- Parent company: Warner Music Group
- Founded: 1953
- Founder: Philippe Loury
- Genre: Classical music (Early and Baroque music)
- Country of origin: France
- Location: Paris
- Official website: www.warnerclassics.com

= Erato Records =

Music label

Erato Records is a record label founded in 1953 as Erato Disques S.A. by Philippe Loury to promote French classical music. Loury was head of éditions musicales Costallat. His first releases in France were licensed from the Haydn Society of Boston, and he made Erato's first recording in January 1953: Marc-Antoine Charpentier's Te Deum with Les Jeunesses Muslcales.

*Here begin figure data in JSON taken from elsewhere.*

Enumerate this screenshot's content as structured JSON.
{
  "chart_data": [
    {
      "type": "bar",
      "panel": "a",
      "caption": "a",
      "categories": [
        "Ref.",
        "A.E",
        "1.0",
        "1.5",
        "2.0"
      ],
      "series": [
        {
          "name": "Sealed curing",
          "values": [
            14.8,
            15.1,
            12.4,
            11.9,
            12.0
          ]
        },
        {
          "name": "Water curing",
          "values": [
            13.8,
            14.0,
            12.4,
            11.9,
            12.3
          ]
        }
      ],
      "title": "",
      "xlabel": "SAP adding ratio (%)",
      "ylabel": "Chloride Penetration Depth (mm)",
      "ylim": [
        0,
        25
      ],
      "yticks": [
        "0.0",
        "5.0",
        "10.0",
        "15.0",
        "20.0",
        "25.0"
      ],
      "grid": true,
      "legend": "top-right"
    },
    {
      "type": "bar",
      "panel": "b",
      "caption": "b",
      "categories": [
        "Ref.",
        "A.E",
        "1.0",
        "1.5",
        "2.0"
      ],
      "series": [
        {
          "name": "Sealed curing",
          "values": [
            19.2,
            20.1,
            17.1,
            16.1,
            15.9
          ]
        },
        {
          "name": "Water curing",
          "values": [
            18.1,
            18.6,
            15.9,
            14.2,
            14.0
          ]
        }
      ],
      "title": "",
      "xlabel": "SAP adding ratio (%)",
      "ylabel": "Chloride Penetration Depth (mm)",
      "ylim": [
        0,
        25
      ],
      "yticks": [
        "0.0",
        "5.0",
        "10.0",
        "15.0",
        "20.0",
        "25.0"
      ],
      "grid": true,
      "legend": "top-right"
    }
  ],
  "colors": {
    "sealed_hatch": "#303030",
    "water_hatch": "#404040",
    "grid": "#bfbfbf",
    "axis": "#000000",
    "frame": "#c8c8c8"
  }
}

Michel Garcin became the label's artistic director and producer and built up the catalogue with contemporary French composers such as Henri Dutilleux and French artists: Jean-François Paillard (234 records), Marie-Claire Alain (234 records), Maurice André (198 records), Jean-Pierre Rampal (127 records), and Lily Laskine.

Conductors of Baroque music included Michel Corboz, Claudio Scimone and Marcel Couraud, while Theodor Guschlbauer conducted music of the classical period. Corboz also recorded numerous works by Claudio Monteverdi. Charles Dutoit, Jean Martinon and Alain Lombard conducted works from the standard orchestral repertory. John Eliot Gardiner focused on conducting music of the Baroque, while Joel Cohen specialized in medieval music.

In 1963, the Musical Heritage Society began releasing Erato recordings in the United States under their label and eventually issued nearly the entire Erato catalogue.

In 1972 RCA Records obtained a minority interest in Erato and agreed to distribute Erato's products in the United States under RCA's classical labels and in France and other countries under the Erato label. Under the agreement Loury continued as the head of Erato, and the Musical Heritage Society retained the right to distribute Erato products in the United States. Marcel Garcin became responsible for coordinating Erato's relationship with RCA. R. Peter Munves, head of classical music at RCA, stated: "The Erato classical catalog is an absolutely marvelous complement to RCA's own classical catalogs. It has the largest catalog of Bach recordings in the world as well as extensive baroque and contemporary listings."

In 1985 Daniel Toscan du Plantier left Gaumont and took over Erato Records and Erato Films, but the venture was not successful, and he left by 1988.

==Warner Music Group acquisition==
In 1992, Erato was taken over by Warner Music Group, which provided wider distribution and greater resources. The company retired the Erato label before 2003.

In 2013, the Erato Records label was revived with Warner Music Group acquisition of EMI Classics and Virgin Classics. Erato Records absorbed the Virgin Classics artists roster and catalogue, while the EMI Classics label's artists roster and catalogue was absorbed into the Warner Classics label, since the rights to the EMI Classics and Virgin Classics names were retained by the seller Universal Music Group. Alain Lanceron, formerly President of Virgin Classics and Director of EMI Classics France, joined Warner after its acquisition of another classical music label, the Parlophone Label Group, in 2013. He was made president of Warner Classics and Erato in 2014. All of these changes marked "a renewed focus on classical music within the [Warner Group]."